Yoga for Scoliosis: Moving Toward Alignment and Ease
We have now entered my wheelhouse. While I would never consider myself an expert on scoliosis, I have been teaching yoga for 25 years and know my way around a mat.
In every one of these posts, I have emphasized that scoliosis treatment is an individual journey and everyone needs a different program to suit their spine and its curves.

But yoga can be of great benefit, even in group classes, if you know your curve and you are able to make your own adjustments as you proceed.
And even if you don’t. Movement is good, combining movement with breath is good, and combining movement with breath and good form is a trifecta of goodness.
Needless to say, the right teacher can help you with those adjustments through the course of a class, even in a room full of people.
For those living with scoliosis, conventional exercise can sometimes feel like a double-edged sword—some movements relieve tension and pain, while others might exacerbate imbalances.
Yoga, when approached thoughtfully and with individualized modifications, can be a powerful tool to support spinal health, increase body awareness, and promote a sense of physical and emotional balance.
Why Yoga?
Unlike many fitness practices, yoga integrates breath, movement, and mindfulness. This makes it uniquely suited to address the asymmetries of scoliosis.
With its emphasis on stretching, stability, and awareness, yoga offers the possibility of creating more space and symmetry in a body that often feels compressed or misaligned.
But not all yoga is created equal—especially for a scoliotic spine. This is why it is so important to have an awareness of your curve. A general yoga class might not be appropriate without this awareness, and certain poses may need to be avoided altogether.
Understanding the Asymmetry

Scoliosis is a three-dimensional issue as the spine doesn’t just curve side to side—it also rotates. This affects not just the bones, but the muscles, fascia, and organs surrounding the spine. Typically, one side of the torso becomes tight and overworked, while the other side is weaker and overstretched. The result is a body that feels out of balance—structurally and energetically.
Yoga can help by:
- Lengthening compressed areas of the spine and rib cage
- Strengthening weak muscles that are underused
- Improving proprioception (the sense of where your body is in space)
- Re-patterning movement habits that reinforce asymmetry
- Using breath to expand the concave side of the torso
What Kinds of Yoga Are Helpful?
I like to say that all yoga is good yoga, but it is good to work with knowledgeable teachers, even if they aren’t experts on scoliosis. Certain styles of yoga might be more appropriate for scoliosis than others.
Iyengar yoga, for example, with its focus on alignment and use of props, can be a great choice. Iyengar certification often requires more in depth training than other systems.
While Iyengar Yoga is not my favorite approach to yoga, as it can be rigid and fairly static, studying with a good teacher, whether privately or in group classes, is a safe bet in terms of efficacy and education.
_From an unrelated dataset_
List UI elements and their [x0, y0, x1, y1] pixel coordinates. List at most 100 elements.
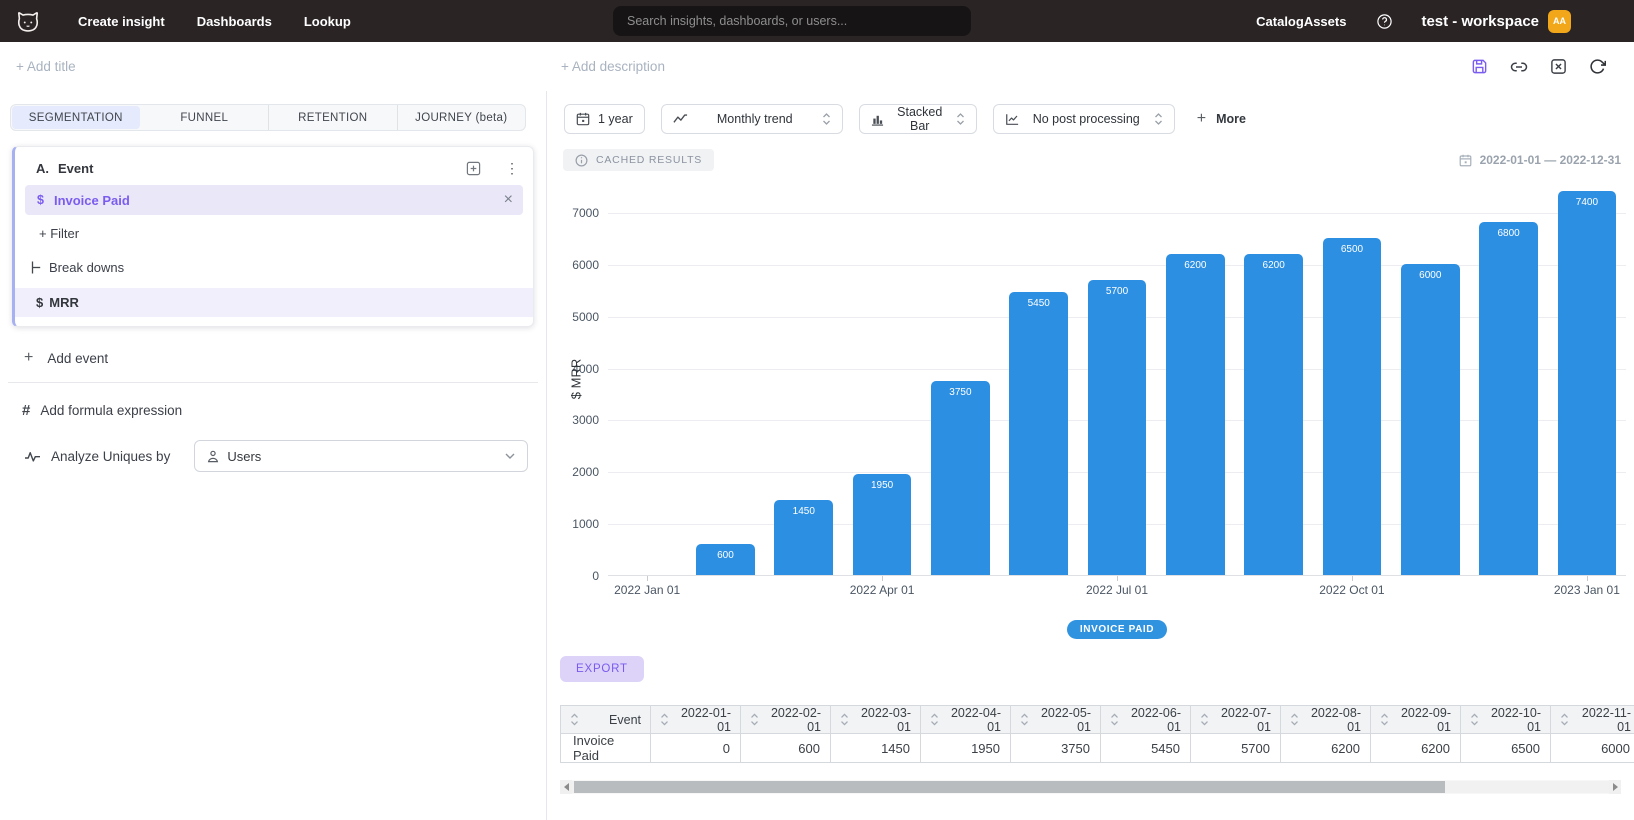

Restorative yoga can be effective for calming the nervous system and releasing chronic tension, even though it might not address your curve specifically.
Therapeutic yoga, which blends physical poses with breathwork and gentle somatic awareness, can also be profoundly supportive.
The key is individualized instruction, even in a group setting. In a scoliosis-informed yoga practice, poses are often adapted asymmetrically with the use of props. For instance, Triangle pose (Trikonasana) might include a block under only one side.
Sample Yoga Strategies for Scoliosis
- Tadasana is the foundation pose of many yoga practices and I think most people, regardless of scoliosis, are doing it poorly. Learning to do tadasana correctly will teach you to stack your bones well, and provide better support for your spine.
- Cat & Cow Pose is a great way to learn to articulate your pelvis which is key to influencing your scoliosis.
- Side Planks are a great way to work asymmetrically to influence spinal rotation, and there are many variations to incorporate as you develop a stronger practice.
- Backbends are, in my mind, nature’s antidepressant but they can also be trouble when it comes to scoliosis, especially with distorted thoracic curves.
- Breathwork (Pranayama) can be used to target the concave areas of the rib cage.
- Wall-assisted poses can create feedback and encourage proper alignment
The goal isn’t symmetry for its own sake. Rather, it’s about cultivating a sense of functional balance—enough awareness, strength, and mobility to move through life with ease and stability.
Living with scoliosis can be frustrating and confusing, especially when pain or discomfort interferes with daily life.
Yoga doesn’t promise to “fix” scoliosis, but it does offer a powerful set of tools for engaging with it more skillfully.
With consistent, informed practice, yoga can help you build a stronger, more balanced body—and perhaps more importantly, a kinder relationship with your spine.